An autopsy of a seventeen-year-old found dead at the Durham County Detention Facility in March reached the same conclusion as the Sheriff’s Office: Uniece “Niecey” Fennell committed suicide.
The autopsy, released today by the Office of the State Medical Examiner, says Fennell died of asphyxia due to hanging.
Fennell’s family, however, has denied that she would kill herself and has requested an independent investigation as well as another autopsy.
“The markings and bruising remaining on her body show something different then a sheet being tied around her neck to kill herself,” a GoFundMe site to raise money for the second autopsy reads. “She has what appears to be a broken nose, black eye and bruising everywhere on both sides of her body.”
The state’s autopsy describes none of these injuries.
Fennell was found dead in a cell at the jail at about three a.m. on March 23. The Sheriff’s Office says she committed suicide by hanging herself with a sheet tied to a bar on the window in her cell. At the request of the Sheriff’s Office, her death is being investigated by the State Bureau of Investigation. Her attorney, Alex Charns, had filed a complaint on Fennell’s behalf the day before saying she had been verbally harassed by a guard.
Fennell’s mother, Julia Graves, says her daughter would not have killed herself “due to her religious beliefs.”
“And unlike everyone is trying to convince our family then she to believe we know she did not die at her own hands and if she did the state is responsible. Niecey was young being guarded by individuals who lack skills, I’m assuming, since they work in an adult facility and most definitely abused their Authority position,” she said in a statement after her daughter’s death. “It alarms me that she died 24 hours after her attorney filed a complaint in seeking help. I want an independent fit investigation. I don’t trust the Detention Center or the police as to date they both have conflicting reports about my child’s death.”
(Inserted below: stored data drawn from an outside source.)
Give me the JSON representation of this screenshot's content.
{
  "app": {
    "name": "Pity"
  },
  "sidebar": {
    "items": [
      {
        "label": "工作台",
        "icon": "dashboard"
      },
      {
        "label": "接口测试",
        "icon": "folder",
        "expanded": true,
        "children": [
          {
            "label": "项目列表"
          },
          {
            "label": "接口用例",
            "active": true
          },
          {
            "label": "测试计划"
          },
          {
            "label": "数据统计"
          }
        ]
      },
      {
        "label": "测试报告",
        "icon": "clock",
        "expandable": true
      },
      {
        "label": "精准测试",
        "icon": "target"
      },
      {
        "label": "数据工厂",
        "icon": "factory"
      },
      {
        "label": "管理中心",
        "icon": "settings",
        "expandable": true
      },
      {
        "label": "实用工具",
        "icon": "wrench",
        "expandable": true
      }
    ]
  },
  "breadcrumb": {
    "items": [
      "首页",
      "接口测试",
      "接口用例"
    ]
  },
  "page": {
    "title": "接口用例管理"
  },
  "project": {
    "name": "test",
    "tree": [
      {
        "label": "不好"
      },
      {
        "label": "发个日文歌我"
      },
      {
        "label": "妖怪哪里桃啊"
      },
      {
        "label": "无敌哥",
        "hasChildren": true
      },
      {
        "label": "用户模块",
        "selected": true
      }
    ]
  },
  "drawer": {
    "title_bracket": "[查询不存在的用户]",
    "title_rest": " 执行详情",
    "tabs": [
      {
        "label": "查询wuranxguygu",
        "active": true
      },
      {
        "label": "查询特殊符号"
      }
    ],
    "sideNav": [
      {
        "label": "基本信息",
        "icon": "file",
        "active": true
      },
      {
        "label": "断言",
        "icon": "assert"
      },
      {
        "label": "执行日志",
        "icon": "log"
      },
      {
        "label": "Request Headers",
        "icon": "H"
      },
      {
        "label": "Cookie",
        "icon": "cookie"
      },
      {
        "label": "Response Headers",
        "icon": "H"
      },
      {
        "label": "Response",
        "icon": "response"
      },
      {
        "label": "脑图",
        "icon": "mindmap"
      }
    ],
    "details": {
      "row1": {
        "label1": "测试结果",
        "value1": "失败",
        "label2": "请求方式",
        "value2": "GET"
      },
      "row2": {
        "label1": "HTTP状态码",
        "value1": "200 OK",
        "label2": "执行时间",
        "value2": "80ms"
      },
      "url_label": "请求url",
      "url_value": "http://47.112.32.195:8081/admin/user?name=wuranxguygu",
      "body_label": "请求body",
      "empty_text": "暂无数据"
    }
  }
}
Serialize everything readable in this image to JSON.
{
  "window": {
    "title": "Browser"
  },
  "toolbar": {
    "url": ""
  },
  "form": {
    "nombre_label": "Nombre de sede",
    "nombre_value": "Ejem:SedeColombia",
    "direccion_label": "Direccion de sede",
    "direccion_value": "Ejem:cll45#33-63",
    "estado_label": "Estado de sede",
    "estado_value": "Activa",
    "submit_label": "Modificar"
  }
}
Fennell was jailed last summer after being charged with the murder of a nineteen-year-old. Her friends and family say she was not a murderer but was threatened and forced to go on the July 10 drive-by shooting. Her twin brother, Demoraea Fennell, was murdered in November, while she was in jail. According to the autopsy report, Fennell “reported a history of depression” that same month. Her mother, who spoke to Fennell by phone the day before, denies this.
“If that was the case, why wasn’t she put on suicide watch?” Graves said “If that was the case, why would she wait five months to kill herself?”